A standard information transfer model scopes the ontologies required for observations

Simon J.D. Cox, Laurent Lefort

Abstract


A standard information model and data transfer encoding for observations and measurements (O&M) has been issued by the Open Geospatial Consortium (OGC), and is on track for publication by ISO. Based on an analysis by Fowler and Odell, an observation is modeled as an event whose result is an estimate of the value of some property of the feature of interest. The terminology matches the "feature" meta-model used in the geospatial community, but can be applied to non-spatial investigations, so provides general vocabulary for scientific observations. The core model has been validated in geology, geophysics, chemistry, water resources, climate science, environmental monitoring, security and intelligence and taxonomy. An auxiliary model provides for the description of the sample design, in terms of sampling points, curves, sections and specimens. Adoption of a standard terminology supports cross-discipline data interoperability - important for many studies in the natural sciences and for problem solving in the natural environment.

The model provides a structure for observation data. Domain specialization requires the development and management of vocabularies and ontologies to be used as values for elements within a data instance. These include:

• Domain feature types (e.g. organism, organism occurrence, ecosystem)
• Observable properties (e.g. location, taxon, size, frequency)
• Observation procedures
• Scales and reference systems for observation results (including taxonomies)
• Sampling-feature relationship types (e.g. part-whole, manifolds, networks and topology)
• Specimen preparation procedures

The first two are tightly linked: The observed property must be associated with the type of the feature of interest. Strict application of the model may require the domain ontology to include previously unrecognized feature types. For example, the notion of Organism Occurrence, with observable properties place, time and taxon, is useful in the taxonomic community.

The other aspect of domain specialization is to establish patterns or extensions for sampling features. For example, ecosystem surveys may involve both spatial sampling in the field using quadrats and ex-situ observations on specimens.

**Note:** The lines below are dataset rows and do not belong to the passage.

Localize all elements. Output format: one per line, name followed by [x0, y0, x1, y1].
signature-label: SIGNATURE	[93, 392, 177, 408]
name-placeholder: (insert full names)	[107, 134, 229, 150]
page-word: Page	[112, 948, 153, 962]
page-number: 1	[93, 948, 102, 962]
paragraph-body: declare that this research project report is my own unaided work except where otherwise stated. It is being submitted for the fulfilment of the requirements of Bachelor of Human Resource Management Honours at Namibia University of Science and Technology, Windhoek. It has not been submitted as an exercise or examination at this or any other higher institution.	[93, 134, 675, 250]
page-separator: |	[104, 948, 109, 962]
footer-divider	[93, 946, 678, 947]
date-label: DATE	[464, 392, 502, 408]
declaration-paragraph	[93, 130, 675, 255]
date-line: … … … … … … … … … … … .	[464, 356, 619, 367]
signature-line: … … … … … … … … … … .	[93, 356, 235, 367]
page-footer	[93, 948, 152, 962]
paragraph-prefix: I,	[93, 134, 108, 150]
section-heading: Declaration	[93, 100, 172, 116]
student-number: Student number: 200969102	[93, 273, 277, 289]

The sampling feature model may be used as-is, but additional domain requirements have led to specialization in at least two applications: Climate Science Markup Language, and the GeoSciML Borehole model.

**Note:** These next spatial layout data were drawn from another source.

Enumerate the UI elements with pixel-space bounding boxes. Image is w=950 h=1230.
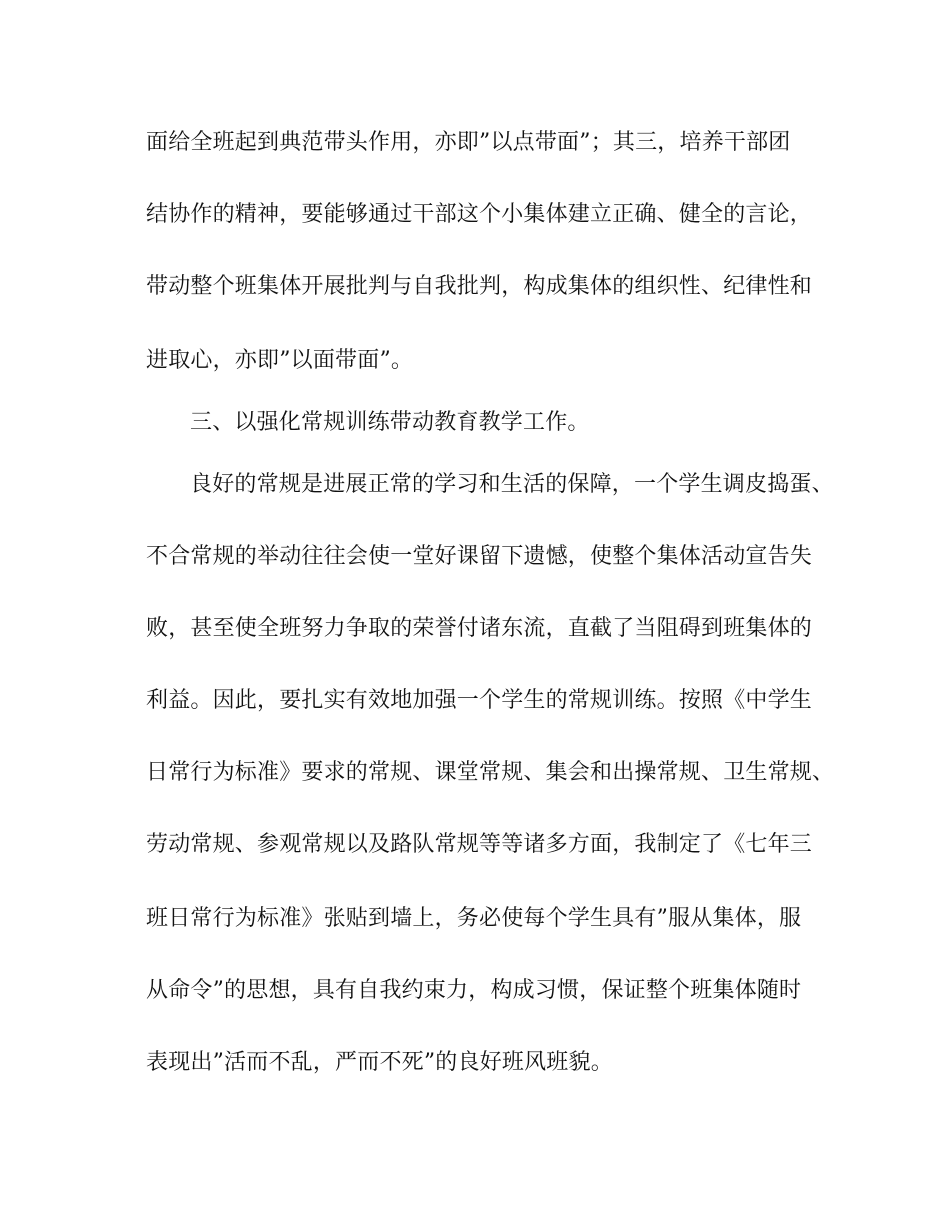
paragraph-line: 班日常行为标准》张贴到墙上，务必使每个学生具有”服从集体，服 [146,906,802,931]
paragraph-line: 结协作的精神，要能够通过干部这个小集体建立正确、健全的言论， [146,202,813,227]
paragraph-line: 进取心，亦即”以面带面”。 [146,348,414,373]
paragraph-line: 利益。因此，要扎实有效地加强一个学生的常规训练。按照《中学生 [146,688,813,713]
paragraph-line: 从命令”的思想，具有自我约束力，构成习惯，保证整个班集体随时 [146,978,802,1003]
paragraph-line: 良好的常规是进展正常的学习和生活的保障，一个学生调皮捣蛋、 [190,472,834,497]
paragraph-line: 面给全班起到典范带头作用，亦即”以点带面”；其三，培养干部团 [146,130,791,155]
paragraph-line: 表现出”活而不乱，严而不死”的良好班风班貌。 [146,1050,613,1075]
paragraph-line: 败，甚至使全班努力争取的荣誉付诸东流，直截了当阻碍到班集体的 [146,616,813,641]
paragraph-line: 劳动常规、参观常规以及路队常规等等诸多方面，我制定了《七年三 [146,832,813,857]
paragraph-line: 带动整个班集体开展批判与自我批判，构成集体的组织性、纪律性和 [146,274,813,299]
section-heading: 三、以强化常规训练带动教育教学工作。 [190,410,590,435]
paragraph-line: 日常行为标准》要求的常规、课堂常规、集会和出操常规、卫生常规、 [146,760,835,785]
paragraph-line: 不合常规的举动往往会使一堂好课留下遗憾，使整个集体活动宣告失 [146,544,813,569]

Ontology-strengthened profiles complement the standardization of the generic data structures and facilitate interoperability within as well as across communities. The challenge here is to coordinate the efforts of multiple communities and factor governance arrangements which can produce a consistent framework rather than a series of independently developed vocabularies. Adopting the O&M skeleton defines the scope of these ontologies. The skeleton can therefore facilitate the coordination of efforts at inter-community level and lead to the construction of more stable ontologies and vocabularies supporting the development of observational data services standards and of multi-disciplinary applications.